The silver lining: Effective use of early warning systems is being credit with saving an untold number of lives.

And therein lies a lesson.

It is becoming increasingly clear that the type of international cooperation and sacrifice necessary to significantly reverse the effects of our warming planet simply do not exist. There is neither the political nor public will in the United States and other leading polluters like China and India have been likewise sanguine about the crisis.

That puts the pressure on state, regional and local officials to prepare now for the near certainty of increased severe weather. Climate change hasn’t been linked directly to tornadic activity but it contributes to most other extreme weather events including heat waves, torrential rainfall, and more powerful storms and hurricanes.

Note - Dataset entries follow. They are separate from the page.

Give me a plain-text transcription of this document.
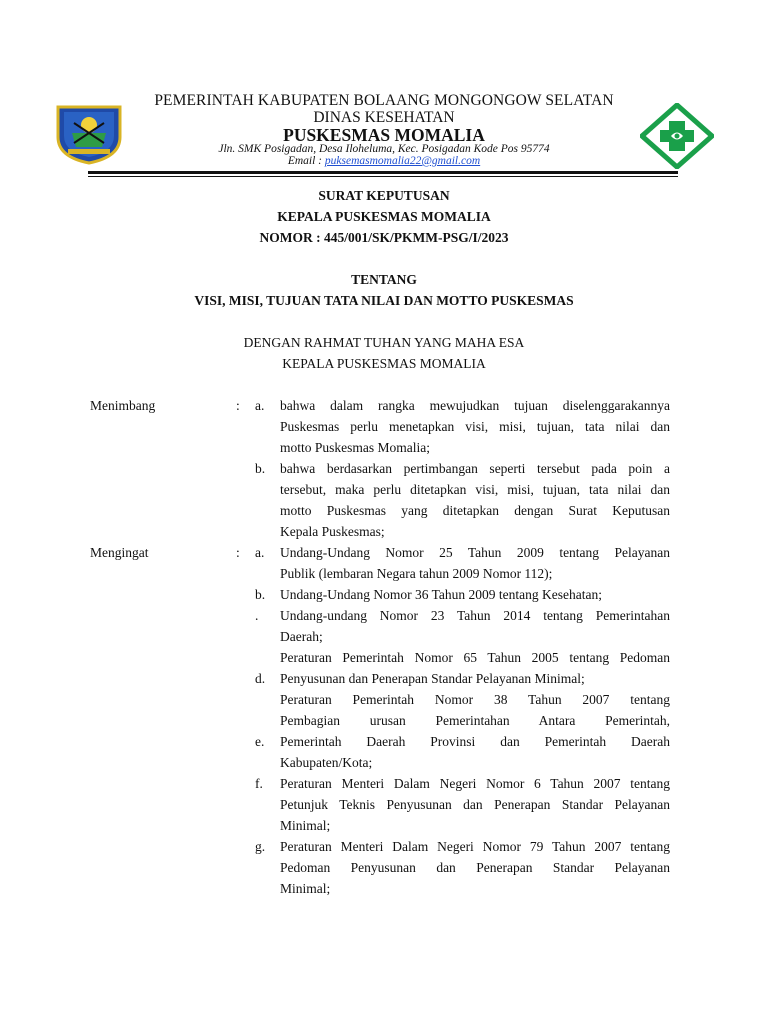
PEMERINTAH KABUPATEN BOLAANG MONGONGOW SELATAN
DINAS KESEHATAN
PUSKESMAS MOMALIA
Jln. SMK Posigadan, Desa Iloheluma, Kec. Posigadan Kode Pos 95774
Email : puksemasmomalia22@gmail.com
SURAT KEPUTUSAN
KEPALA PUSKESMAS MOMALIA
NOMOR : 445/001/SK/PKMM-PSG/I/2023
TENTANG
VISI, MISI, TUJUAN TATA NILAI DAN MOTTO PUSKESMAS
DENGAN RAHMAT TUHAN YANG MAHA ESA
KEPALA PUSKESMAS MOMALIA
Menimbang	: a. bahwa dalam rangka mewujudkan tujuan diselenggarakannya
Puskesmas perlu menetapkan visi, misi, tujuan, tata nilai dan
motto Puskesmas Momalia;
b. bahwa berdasarkan pertimbangan seperti tersebut pada poin a
tersebut, maka perlu ditetapkan visi, misi, tujuan, tata nilai dan
motto Puskesmas yang ditetapkan dengan Surat Keputusan
Kepala Puskesmas;
Mengingat	: a. Undang-Undang Nomor 25 Tahun 2009 tentang Pelayanan
Publik (lembaran Negara tahun 2009 Nomor 112);
b. Undang-Undang Nomor 36 Tahun 2009 tentang Kesehatan;
. Undang-undang Nomor 23 Tahun 2014 tentang Pemerintahan
Daerah;
Peraturan Pemerintah Nomor 65 Tahun 2005 tentang Pedoman
d. Penyusunan dan Penerapan Standar Pelayanan Minimal;
Peraturan Pemerintah Nomor 38 Tahun 2007 tentang
Pembagian urusan Pemerintahan Antara Pemerintah,
e. Pemerintah Daerah Provinsi dan Pemerintah Daerah
Kabupaten/Kota;
f. Peraturan Menteri Dalam Negeri Nomor 6 Tahun 2007 tentang
Petunjuk Teknis Penyusunan dan Penerapan Standar Pelayanan
Minimal;
g. Peraturan Menteri Dalam Negeri Nomor 79 Tahun 2007 tentang
Pedoman Penyusunan dan Penerapan Standar Pelayanan
Minimal;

It’s those powerful storm systems that Pennsylvanians will need to increasingly gird for.

The state experienced an outsize number of power outrages during last weekend’s storms (more than 1 million customers lost power in storm-struck states, all told). And it’s no secret the state is prone to severe flooding.

That doesn’t mean state residents should be condemned to intermittent power outages and washed-out roads.

State and corporate leaders must consider the warmer, wetter future that’s very likely in store as they craft infrastructure upgrades, consider mitigation strategies, and formulate public health and emergency response plans — including early-warning systems like those that were so effective last week.

The climate crisis isn’t coming, it’s here. And that’s because those in a position to do something about it either ignored or downplayed the gathering threat.

Failing to develop strategies to mitigate and respond to the results of this national and international failure would be to mimic the ignorance and apathy that got us here in the first place.

The time for reversing climate changed has passed. Efforts now must focus on living with it.